What these people are trying to do is create an end run around court protected rights. They want to use a large and restrictive bureaucracy to stop a practice that they have determined to be immoral which will essentially be a ban. This is exactly like Nenshi’s virtual development freeze in Calgary’s suburbs. A ban or a freeze can be hidden through abusing the regulatory system to halt a practice. It is a sneaky and disingenuous means of making policy but it is starting to become common practice in Calgary’s city council that hides within in-camera (closed to public) meetings more than ever despite promises of transparency from Nenshi.

These initiatives need to be stopped and the types of politicians who pursue them need to be thrown out of office. While taxes are being raised and deficits are rising, we have politicians wasting countless dollars and time with these committees and task forces that are working micro-manage our very lives.

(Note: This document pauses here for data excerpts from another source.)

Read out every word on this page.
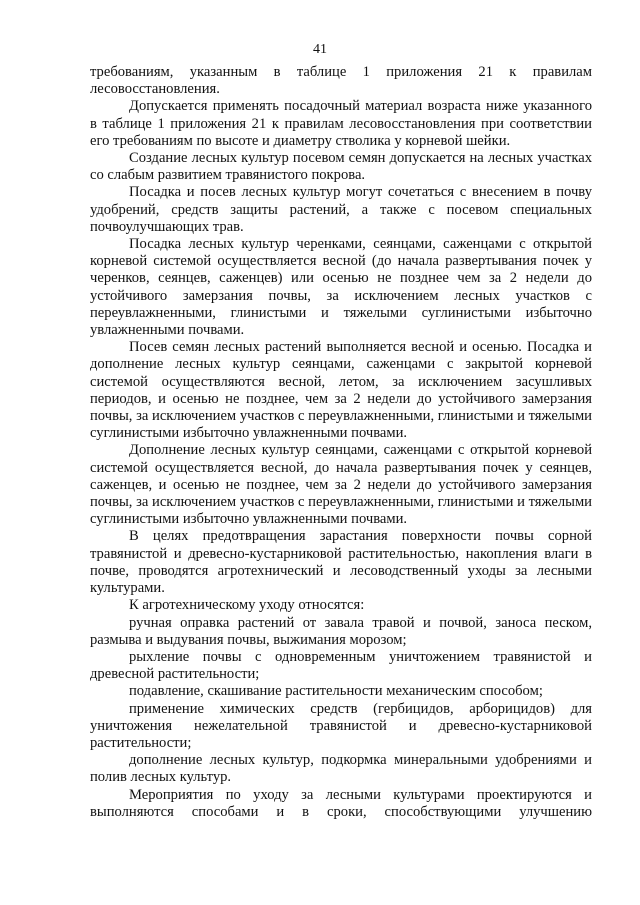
41

требованиям, указанным в таблице 1 приложения 21 к правилам лесовосстановления.

Допускается применять посадочный материал возраста ниже указанного в таблице 1 приложения 21 к правилам лесовосстановления при соответствии его требованиям по высоте и диаметру стволика у корневой шейки.

Создание лесных культур посевом семян допускается на лесных участках со слабым развитием травянистого покрова.

Посадка и посев лесных культур могут сочетаться с внесением в почву удобрений, средств защиты растений, а также с посевом специальных почвоулучшающих трав.

Посадка лесных культур черенками, сеянцами, саженцами с открытой корневой системой осуществляется весной (до начала развертывания почек у черенков, сеянцев, саженцев) или осенью не позднее чем за 2 недели до устойчивого замерзания почвы, за исключением лесных участков с переувлажненными, глинистыми и тяжелыми суглинистыми избыточно увлажненными почвами.

Посев семян лесных растений выполняется весной и осенью. Посадка и дополнение лесных культур сеянцами, саженцами с закрытой корневой системой осуществляются весной, летом, за исключением засушливых периодов, и осенью не позднее, чем за 2 недели до устойчивого замерзания почвы, за исключением участков с переувлажненными, глинистыми и тяжелыми суглинистыми избыточно увлажненными почвами.

Дополнение лесных культур сеянцами, саженцами с открытой корневой системой осуществляется весной, до начала развертывания почек у сеянцев, саженцев, и осенью не позднее, чем за 2 недели до устойчивого замерзания почвы, за исключением участков с переувлажненными, глинистыми и тяжелыми суглинистыми избыточно увлажненными почвами.

В целях предотвращения зарастания поверхности почвы сорной травянистой и древесно-кустарниковой растительностью, накопления влаги в почве, проводятся агротехнический и лесоводственный уходы за лесными культурами.

К агротехническому уходу относятся:

ручная оправка растений от завала травой и почвой, заноса песком, размыва и выдувания почвы, выжимания морозом;

рыхление почвы с одновременным уничтожением травянистой и древесной растительности;

подавление, скашивание растительности механическим способом;

применение химических средств (гербицидов, арборицидов) для уничтожения нежелательной травянистой и древесно-кустарниковой растительности;

дополнение лесных культур, подкормка минеральными удобрениями и полив лесных культур.

Мероприятия по уходу за лесными культурами проектируются и выполняются способами и в сроки, способствующими улучшению
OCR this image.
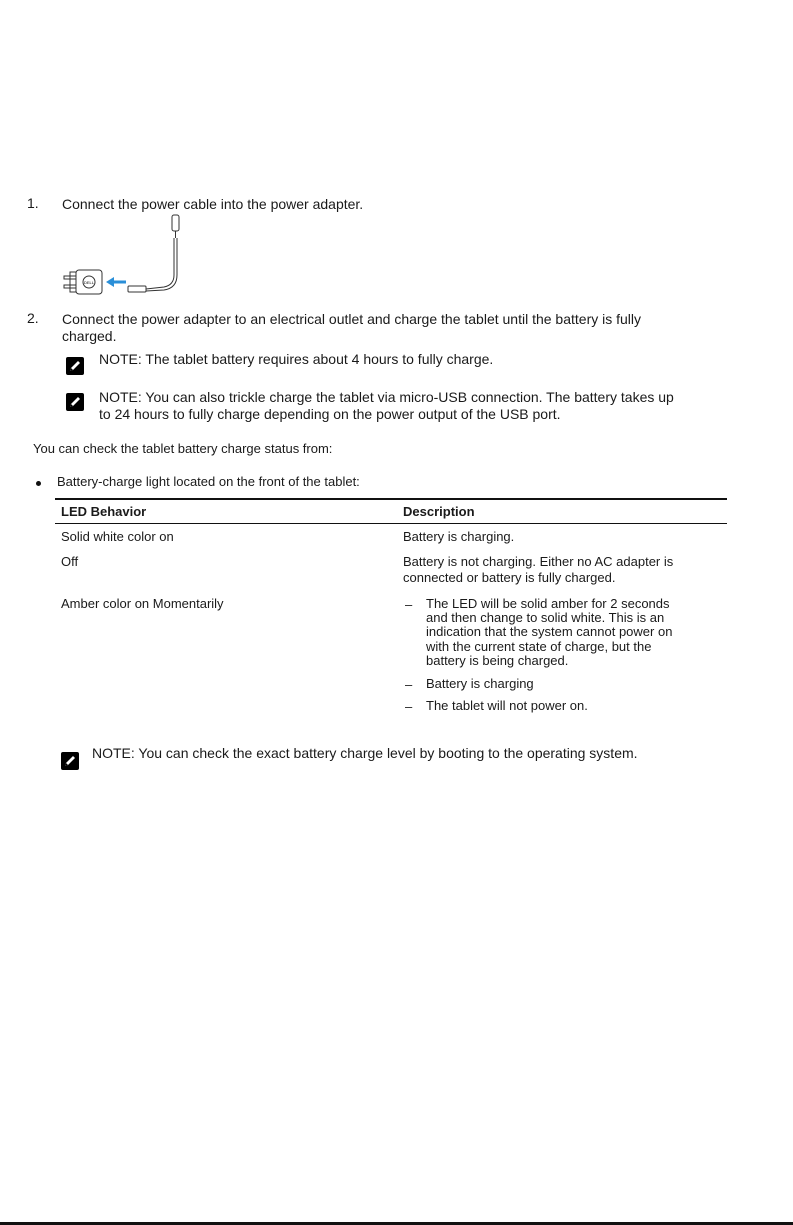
1. Connect the power cable into the power adapter.
DELL
2. Connect the power adapter to an electrical outlet and charge the tablet until the battery is fully
charged.
NOTE: The tablet battery requires about 4 hours to fully charge.
NOTE: You can also trickle charge the tablet via micro-USB connection. The battery takes up
to 24 hours to fully charge depending on the power output of the USB port.
You can check the tablet battery charge status from:
Battery-charge light located on the front of the tablet:
LED Behavior	Description
Solid white color on	Battery is charging.
Off	Battery is not charging. Either no AC adapter is
connected or battery is fully charged.
Amber color on Momentarily	– The LED will be solid amber for 2 seconds
and then change to solid white. This is an
indication that the system cannot power on
with the current state of charge, but the
battery is being charged.
– Battery is charging
– The tablet will not power on.
NOTE: You can check the exact battery charge level by booting to the operating system.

Rest assured these zealots will not simply stop at shark fin soup if they manage to ban it (whether outright or through regulation). Have a look through google, these sorts want to ban or control our fat intake, sodium and even mandate degrees of organic and local produce as shown through the Calgary food initiative.

We can’t claim to be surprised when these nuts bring out these policies. The city of Calgary has had it’s blueprint for intrusive government right there for all to see within the insane ImagineCalgary document and the food policy spawned from it. We as electors need to pay attention to just what kind of ideologues we have in our civic councils (and at all levels of government for that matter).

Don’t let them turn the discussion into one of what food is or isn’t ethical. What we need to discuss is who’s role it is to tell us what we may purchase or eat and it sure as hell isn’t the role of municipal governments. We can decide on our own what we want to put in our bodies.

Keep the nutty, tax-funded soup committee well in mind when casting your ballots this fall.